A novel binary integer abstraction

A novel binary integer abstraction

Hello, everybody! I'm working on a novel binary integer abstraction on GitHub.

I thought I'd share it in case some of you find it interesting. It unifies fixed-width and variable-width representations and brings recovery mechanisms to generic code. It's experimental, and I don't expect it to stabilize anytime soon, but it's still super neat in its current state. It's more or less at the point where I want to build something with it and iterate based on that experience.

I'm 5 months and (128,665 ++, 102,232 --) deep into it.

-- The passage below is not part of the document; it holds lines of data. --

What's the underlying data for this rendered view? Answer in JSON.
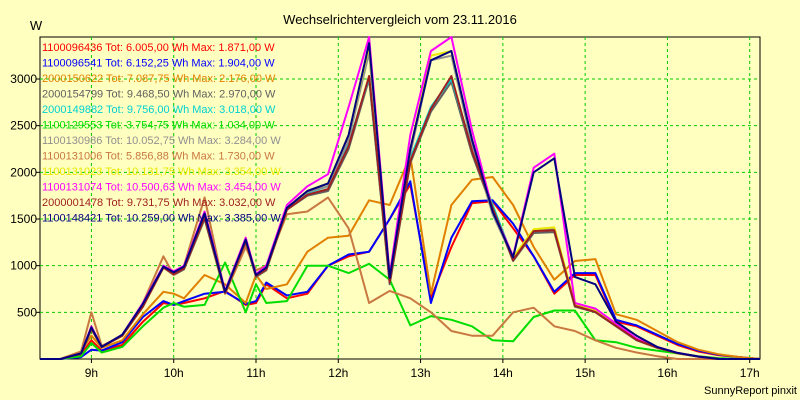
{
  "chart_data": {
    "type": "line",
    "title": "Wechselrichtervergleich vom 23.11.2016",
    "ylabel": "W",
    "footer": "SunnyReport pinxit",
    "x_ticks": [
      "9h",
      "10h",
      "11h",
      "12h",
      "13h",
      "14h",
      "15h",
      "16h",
      "17h"
    ],
    "x_tick_hours": [
      9,
      10,
      11,
      12,
      13,
      14,
      15,
      16,
      17
    ],
    "y_ticks": [
      "500",
      "1000",
      "1500",
      "2000",
      "2500",
      "3000"
    ],
    "y_tick_values": [
      500,
      1000,
      1500,
      2000,
      2500,
      3000
    ],
    "xlim": [
      8.375,
      17.125
    ],
    "ylim": [
      0,
      3450
    ],
    "grid": true,
    "legend_position": "top-left",
    "x": [
      8.375,
      8.625,
      8.875,
      9.0,
      9.125,
      9.375,
      9.625,
      9.875,
      10.0,
      10.125,
      10.375,
      10.625,
      10.875,
      11.0,
      11.125,
      11.375,
      11.625,
      11.875,
      12.125,
      12.375,
      12.625,
      12.875,
      13.125,
      13.375,
      13.625,
      13.875,
      14.125,
      14.375,
      14.625,
      14.875,
      15.125,
      15.375,
      15.625,
      15.875,
      16.125,
      16.375,
      16.625,
      16.875,
      17.125
    ],
    "series": [
      {
        "name": "1100096436",
        "label": "1100096436 Tot: 6.005,00 Wh Max: 1.871,00 W",
        "color": "#ff0000",
        "values": [
          0,
          0,
          50,
          200,
          90,
          150,
          400,
          600,
          580,
          600,
          650,
          730,
          580,
          600,
          800,
          650,
          700,
          1000,
          1100,
          1150,
          1500,
          1871,
          650,
          1200,
          1670,
          1690,
          1400,
          1100,
          700,
          900,
          900,
          400,
          350,
          250,
          150,
          80,
          40,
          20,
          0
        ]
      },
      {
        "name": "1100096541",
        "label": "1100096541 Tot: 6.152,25 Wh Max: 1.904,00 W",
        "color": "#0000ff",
        "values": [
          0,
          0,
          20,
          100,
          90,
          180,
          450,
          620,
          580,
          620,
          700,
          720,
          590,
          620,
          820,
          680,
          720,
          1000,
          1120,
          1150,
          1500,
          1904,
          600,
          1300,
          1690,
          1700,
          1450,
          1100,
          720,
          920,
          920,
          420,
          360,
          260,
          160,
          90,
          45,
          20,
          0
        ]
      },
      {
        "name": "2000150622",
        "label": "2000150622 Tot: 7.087,75 Wh Max: 2.176,00 W",
        "color": "#e08000",
        "values": [
          0,
          0,
          80,
          250,
          120,
          200,
          480,
          720,
          700,
          650,
          900,
          800,
          600,
          900,
          750,
          800,
          1150,
          1300,
          1320,
          1700,
          1650,
          2176,
          700,
          1650,
          1920,
          1950,
          1650,
          1200,
          850,
          1050,
          1070,
          480,
          420,
          300,
          180,
          100,
          50,
          20,
          0
        ]
      },
      {
        "name": "2000154799",
        "label": "2000154799 Tot: 9.468,50 Wh Max: 2.970,00 W",
        "color": "#606060",
        "values": [
          0,
          0,
          60,
          330,
          130,
          250,
          560,
          980,
          900,
          960,
          1500,
          700,
          1250,
          880,
          950,
          1600,
          1750,
          1800,
          2250,
          3000,
          800,
          2100,
          2650,
          2970,
          2200,
          1600,
          1050,
          1350,
          1360,
          560,
          500,
          350,
          200,
          120,
          60,
          25,
          0,
          0,
          0
        ]
      },
      {
        "name": "2000149882",
        "label": "2000149882 Tot: 9.756,00 Wh Max: 3.018,00 W",
        "color": "#00d0d0",
        "values": [
          0,
          0,
          60,
          320,
          130,
          250,
          580,
          1000,
          920,
          980,
          1550,
          720,
          1280,
          900,
          970,
          1620,
          1780,
          1850,
          2300,
          3018,
          820,
          2150,
          2700,
          3000,
          2250,
          1650,
          1080,
          1380,
          1400,
          580,
          510,
          360,
          210,
          125,
          62,
          26,
          0,
          0,
          0
        ]
      },
      {
        "name": "1100129553",
        "label": "1100129553 Tot: 3.754,75 Wh Max: 1.034,00 W",
        "color": "#00dd00",
        "values": [
          0,
          0,
          30,
          170,
          70,
          130,
          350,
          550,
          600,
          560,
          580,
          1034,
          500,
          800,
          600,
          620,
          1000,
          1000,
          920,
          1020,
          850,
          360,
          460,
          420,
          350,
          200,
          190,
          450,
          520,
          520,
          200,
          180,
          120,
          90,
          60,
          30,
          10,
          0,
          0
        ]
      },
      {
        "name": "1100130986",
        "label": "1100130986 Tot: 10.052,75 Wh Max: 3.284,00 W",
        "color": "#909090",
        "values": [
          0,
          0,
          60,
          340,
          130,
          260,
          590,
          990,
          930,
          990,
          1560,
          720,
          1280,
          900,
          980,
          1620,
          1790,
          1850,
          2350,
          3284,
          850,
          2200,
          3200,
          3250,
          2300,
          1550,
          1080,
          1380,
          1400,
          580,
          520,
          360,
          210,
          125,
          62,
          26,
          0,
          0,
          0
        ]
      },
      {
        "name": "1100131006",
        "label": "1100131006 Tot: 5.856,88 Wh Max: 1.730,00 W",
        "color": "#c87840",
        "values": [
          0,
          0,
          80,
          500,
          140,
          250,
          600,
          1100,
          900,
          1000,
          1730,
          700,
          1200,
          950,
          1000,
          1550,
          1580,
          1730,
          1400,
          600,
          730,
          650,
          500,
          300,
          250,
          250,
          500,
          550,
          350,
          300,
          200,
          120,
          70,
          30,
          0,
          0,
          0,
          0,
          0
        ]
      },
      {
        "name": "1100131023",
        "label": "1100131023 Tot: 10.131,75 Wh Max: 3.354,00 W",
        "color": "#e8e800",
        "values": [
          0,
          0,
          60,
          340,
          130,
          260,
          590,
          990,
          930,
          990,
          1560,
          720,
          1280,
          900,
          980,
          1620,
          1800,
          1880,
          2400,
          3354,
          860,
          2250,
          3250,
          3300,
          2350,
          1580,
          1090,
          1390,
          1410,
          590,
          525,
          365,
          212,
          126,
          63,
          26,
          0,
          0,
          0
        ]
      },
      {
        "name": "1100131074",
        "label": "1100131074 Tot: 10.500,63 Wh Max: 3.454,00 W",
        "color": "#ff00ff",
        "values": [
          0,
          0,
          60,
          350,
          130,
          260,
          600,
          1000,
          940,
          1000,
          1580,
          730,
          1300,
          910,
          1000,
          1650,
          1850,
          1980,
          2700,
          3454,
          900,
          2400,
          3300,
          3454,
          2450,
          1600,
          1100,
          2050,
          2200,
          600,
          540,
          380,
          220,
          130,
          65,
          27,
          0,
          0,
          0
        ]
      },
      {
        "name": "2000001478",
        "label": "2000001478 Tot: 9.731,75 Wh Max: 3.032,00 W",
        "color": "#a02020",
        "values": [
          0,
          0,
          60,
          320,
          130,
          250,
          560,
          980,
          910,
          970,
          1520,
          710,
          1260,
          890,
          960,
          1600,
          1760,
          1820,
          2280,
          3032,
          820,
          2120,
          2680,
          3032,
          2230,
          1620,
          1060,
          1370,
          1380,
          570,
          505,
          355,
          205,
          122,
          61,
          25,
          0,
          0,
          0
        ]
      },
      {
        "name": "1100148421",
        "label": "1100148421 Tot: 10.259,00 Wh Max: 3.385,00 W",
        "color": "#000080",
        "values": [
          0,
          0,
          60,
          340,
          130,
          260,
          590,
          990,
          930,
          990,
          1560,
          720,
          1280,
          900,
          980,
          1620,
          1800,
          1880,
          2400,
          3385,
          870,
          2250,
          3200,
          3300,
          2350,
          1580,
          1090,
          2000,
          2150,
          880,
          800,
          400,
          250,
          130,
          65,
          27,
          0,
          0,
          0
        ]
      }
    ]
  }
}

It features 8-bit to 64-bit integers, a generic un/signed double-width model, and a generic un/signed big-integer type. It also introduces a notion of infinity to ensure invariants like ~(~(x)) == x for all x.

The README.md is a work in progress, but it explains the new concepts.

Also, I have seen @wadetregaskis mention my predecessor project Numberick a few times, and I appreciate the positive commentary. Thanks! Having said that, I don't plan on maintaining the old project since the new abstraction is much more powerful.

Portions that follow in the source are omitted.